Arm edged closer to a float in the US despite growing calls for the chip design giant to list in London.
Japanese conglomerate Softbank, the owner of the Cambridge-based firm, is lining up investment banking giant Goldman Sachs to lead the listing.
The move suggests Softbank is set on listing Arm in New York but it has sparked a backlash in the UK, with many seeing the firm as a jewel in the crown of the British tech sector.
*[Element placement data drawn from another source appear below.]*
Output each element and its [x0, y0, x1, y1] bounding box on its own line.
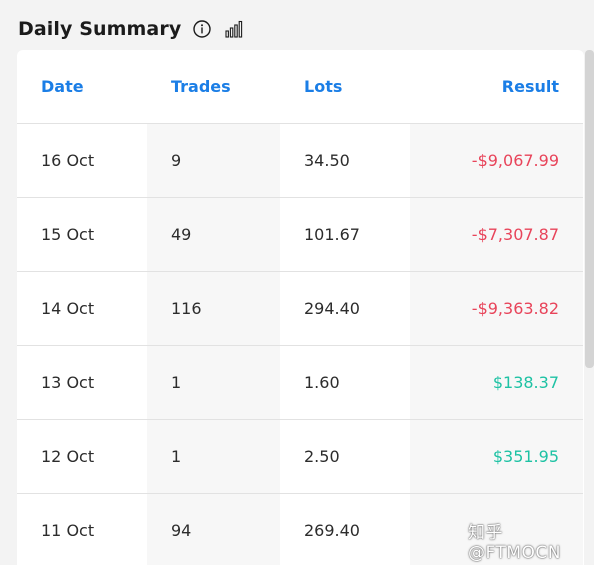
table-row[interactable]: 12 Oct 1 2.50 $351.95 — [17, 419, 583, 494]
cell-lots: 34.50 — [280, 123, 410, 198]
cell-trades: 1 — [147, 345, 280, 420]
cell-lots: 269.40 — [280, 493, 410, 565]
cell-result — [410, 493, 583, 565]
cell-date: 13 Oct — [17, 345, 147, 420]
bar-chart-icon[interactable] — [225, 20, 243, 38]
cell-lots: 101.67 — [280, 197, 410, 272]
cell-lots: 294.40 — [280, 271, 410, 346]
cell-lots: 1.60 — [280, 345, 410, 420]
section-title: Daily Summary — [18, 18, 182, 40]
cell-result: $351.95 — [410, 419, 583, 494]
column-header-lots[interactable]: Lots — [280, 50, 410, 124]
cell-lots: 2.50 — [280, 419, 410, 494]
cell-result: -$9,363.82 — [410, 271, 583, 346]
cell-trades: 9 — [147, 123, 280, 198]
cell-trades: 49 — [147, 197, 280, 272]
cell-date: 12 Oct — [17, 419, 147, 494]
cell-result: $138.37 — [410, 345, 583, 420]
table-header-row: Date Trades Lots Result — [17, 50, 583, 124]
cell-trades: 116 — [147, 271, 280, 346]
scrollbar-thumb[interactable] — [585, 50, 594, 368]
cell-date: 14 Oct — [17, 271, 147, 346]
column-header-result[interactable]: Result — [410, 50, 583, 124]
cell-trades: 1 — [147, 419, 280, 494]
table-row[interactable]: 14 Oct 116 294.40 -$9,363.82 — [17, 271, 583, 346]
cell-trades: 94 — [147, 493, 280, 565]
table-row[interactable]: 16 Oct 9 34.50 -$9,067.99 — [17, 123, 583, 198]
info-icon[interactable] — [193, 20, 212, 38]
cell-date: 16 Oct — [17, 123, 147, 198]
cell-date: 15 Oct — [17, 197, 147, 272]
daily-summary-table: Date Trades Lots Result 16 Oct 9 34.50 -$9,… — [17, 50, 583, 565]
daily-summary-card: Date Trades Lots Result 16 Oct 9 34.50 -$9,… — [17, 50, 584, 565]
section-header: Daily Summary — [18, 14, 243, 44]
cell-result: -$7,307.87 — [410, 197, 583, 272]
watermark-text: 知乎 @FTMOCN — [468, 523, 561, 563]
column-header-trades[interactable]: Trades — [147, 50, 280, 124]
cell-date: 11 Oct — [17, 493, 147, 565]
table-row[interactable]: 15 Oct 49 101.67 -$7,307.87 — [17, 197, 583, 272]
cell-result: -$9,067.99 — [410, 123, 583, 198]
table-row[interactable]: 13 Oct 1 1.60 $138.37 — [17, 345, 583, 420]
column-header-date[interactable]: Date — [17, 50, 147, 124]
table-row[interactable]: 11 Oct 94 269.40 — [17, 493, 583, 565]
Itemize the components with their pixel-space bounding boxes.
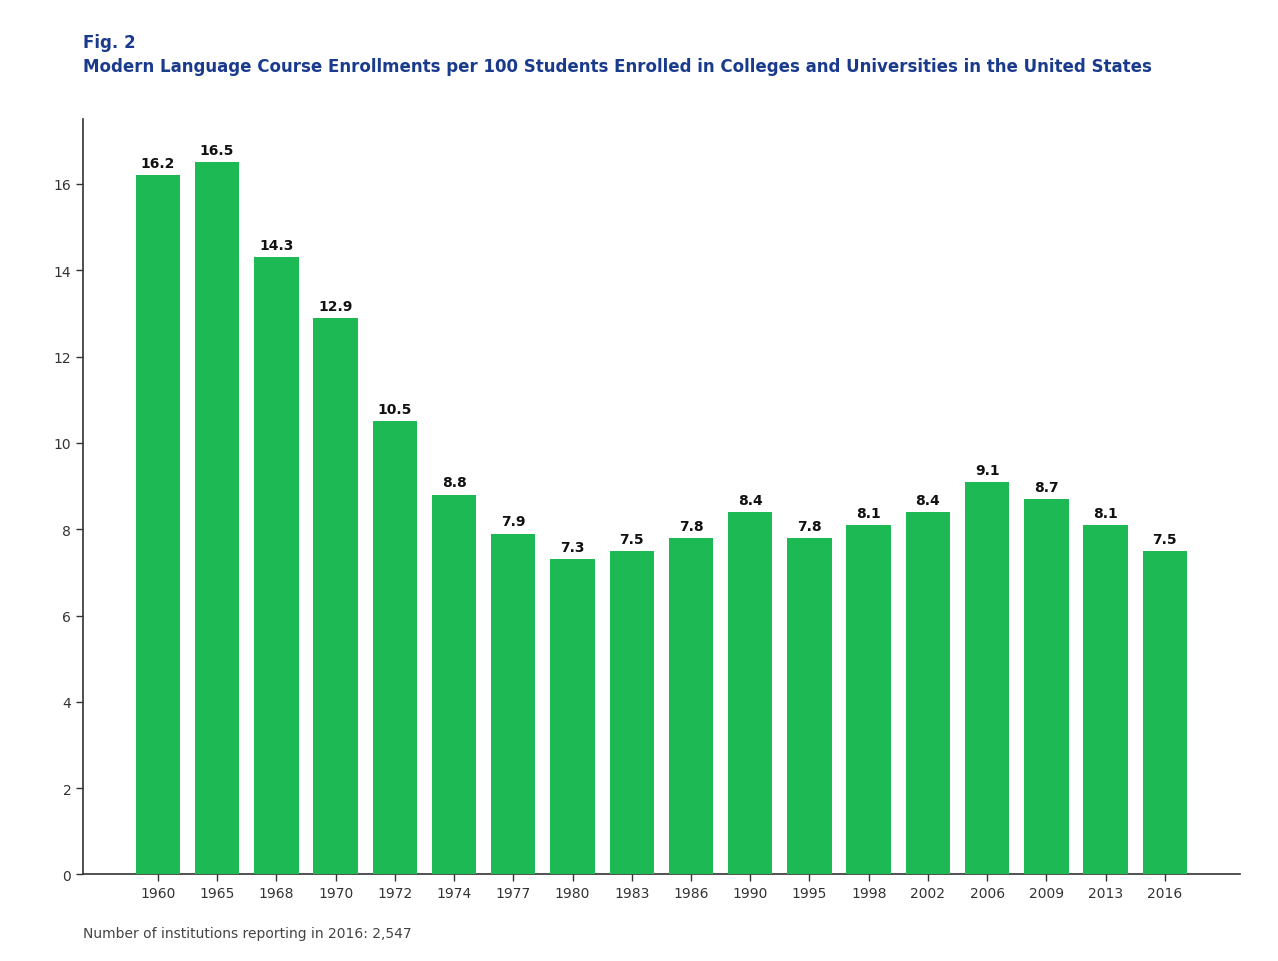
Text: 7.5: 7.5 (1153, 532, 1177, 546)
Text: 16.2: 16.2 (141, 157, 175, 171)
Text: 12.9: 12.9 (318, 299, 353, 313)
Bar (432, 495, 477, 875)
Bar (373, 422, 417, 875)
Bar (906, 512, 950, 875)
Text: 10.5: 10.5 (377, 403, 412, 417)
Bar (787, 538, 832, 875)
Bar (551, 560, 594, 875)
Text: 16.5: 16.5 (199, 144, 234, 158)
Bar (313, 318, 358, 875)
Text: 7.8: 7.8 (797, 519, 822, 533)
Bar (1084, 526, 1128, 875)
Text: 8.8: 8.8 (442, 476, 466, 490)
Text: 7.3: 7.3 (560, 541, 585, 554)
Text: 8.4: 8.4 (737, 493, 763, 507)
Bar (491, 534, 535, 875)
Bar (668, 538, 713, 875)
Bar (254, 259, 299, 875)
Text: Number of institutions reporting in 2016: 2,547: Number of institutions reporting in 2016… (83, 925, 412, 940)
Text: 8.1: 8.1 (1093, 506, 1118, 520)
Text: 8.4: 8.4 (915, 493, 941, 507)
Bar (1024, 500, 1068, 875)
Text: 7.9: 7.9 (501, 515, 525, 529)
Bar (135, 176, 180, 875)
Text: Modern Language Course Enrollments per 100 Students Enrolled in Colleges and Uni: Modern Language Course Enrollments per 1… (83, 58, 1151, 76)
Text: 7.5: 7.5 (620, 532, 644, 546)
Bar (728, 512, 772, 875)
Text: Fig. 2: Fig. 2 (83, 34, 135, 52)
Text: 7.8: 7.8 (679, 519, 703, 533)
Text: 14.3: 14.3 (259, 239, 294, 253)
Text: 9.1: 9.1 (975, 463, 999, 477)
Text: 8.7: 8.7 (1034, 480, 1058, 494)
Bar (1143, 552, 1187, 875)
Bar (965, 482, 1010, 875)
Text: 8.1: 8.1 (856, 506, 881, 520)
Bar (194, 163, 239, 875)
Bar (846, 526, 891, 875)
Bar (610, 552, 654, 875)
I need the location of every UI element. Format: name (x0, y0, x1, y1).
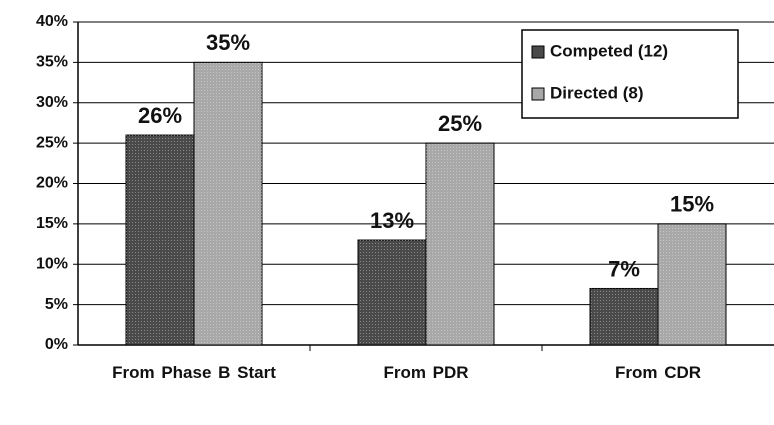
value-label: 35% (206, 30, 250, 55)
legend-box (521, 29, 739, 119)
value-label: 7% (608, 256, 640, 281)
y-tick-label: 15% (36, 215, 68, 232)
legend-swatch (531, 87, 545, 101)
bar-group (657, 223, 727, 346)
y-tick-label: 40% (36, 13, 68, 30)
legend-swatch (531, 45, 545, 59)
y-tick-label: 0% (45, 336, 68, 353)
legend-label: Competed (12) (550, 41, 668, 60)
bar-group (125, 134, 195, 346)
bar-group (357, 239, 427, 346)
bar-texture (194, 62, 262, 345)
bar-texture (358, 240, 426, 345)
bar-texture (126, 135, 194, 345)
y-tick-label: 30% (36, 94, 68, 111)
bar-texture (426, 143, 494, 345)
y-tick-label: 20% (36, 175, 68, 192)
value-label: 15% (670, 192, 714, 217)
legend-label: Directed (8) (550, 83, 644, 102)
value-label: 25% (438, 111, 482, 136)
bar-group (425, 142, 495, 346)
x-tick-label: From Phase B Start (112, 363, 276, 382)
bar-group (589, 287, 659, 346)
y-tick-label: 35% (36, 54, 68, 71)
y-tick-label: 25% (36, 134, 68, 151)
bar-texture (658, 223, 726, 345)
y-tick-label: 5% (45, 296, 68, 313)
value-label: 13% (370, 208, 414, 233)
value-label: 26% (138, 103, 182, 128)
x-tick-label: From PDR (383, 363, 469, 382)
y-tick-label: 10% (36, 255, 68, 272)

A number of leading politicians want to see Arm listed in London, including Business Secretary Kwasi Kwarteng who hopes that it will encourage other tech companies to follow suit.
Tory MP Kevin Hollinrake joined Kwarteng, adding: ‘We need to see Arm listed in London, it’s important for our future. Our high-tech industry needs to stay UK-based, to provide British people with jobs.’
Innovative tech companies are at the heart of the Government’s hopes to build prosperity post-Covid and post-Brexit. They are also key to the levelling up agenda, as they can generate high-quality jobs in economic black spots around the country.
Russ Shaw, founder of Tech London Advocates, a network of experts and entrepreneurs that promotes London as a tech hub, said Softbank’s selection of Goldman was ‘the priciest option’ but it did not rule out the possibility that Arm could list in the City.
‘Picking Goldman doesn’t rule London out, the capital is still in play,’ Shaw said.
Softbank’s founder, investment tycoon Masayoshi Son, is pushing for the company to float Arm with a valuation of £45billion.
‘We will aim for the biggest IPO ever in semiconductor history,’ Son told investors last month about Arm’s listing.
The 64-year-old billionaire is also aiming to raise up to $10billion in loans ahead of the float, the FT reported yesterday, as Softbank attempts to shore up its balance sheet after a crackdown on tech companies in China hammered some of its investments in the country.
Plans for a listing were drawn up after Arm’s proposed £31billion sale to US computer graphics card maker Nvidia collapsed following objections by regulators on both sides of the Atlantic.
After the deal was cancelled, Arm appointed Rene Haas to replace Simon Segars as chief executive. An industry veteran, Haas joined Arm in 2013 and previously worked for seven years at Nvidia.
Arm’s chips are used in a wide variety of technologies and the company counts giants such as Apple and Samsung among its customers. Its microchips are used in most smartphones including the iPhone. The company’s technology is at the heart of components that run much of the modern economy and its presence is growing. Leading scientists, including some of the founders of Arm itself, also want to see the firm float in London.
Company co-founder Hermann Hauser previously told the Mail that the UK ‘is where Arm belongs’, while computer scientist Steve Furber, who helped to design the original Arm microprocessor and worked with the firm’s founders, said he would ‘certainly like Arm to be a British company.’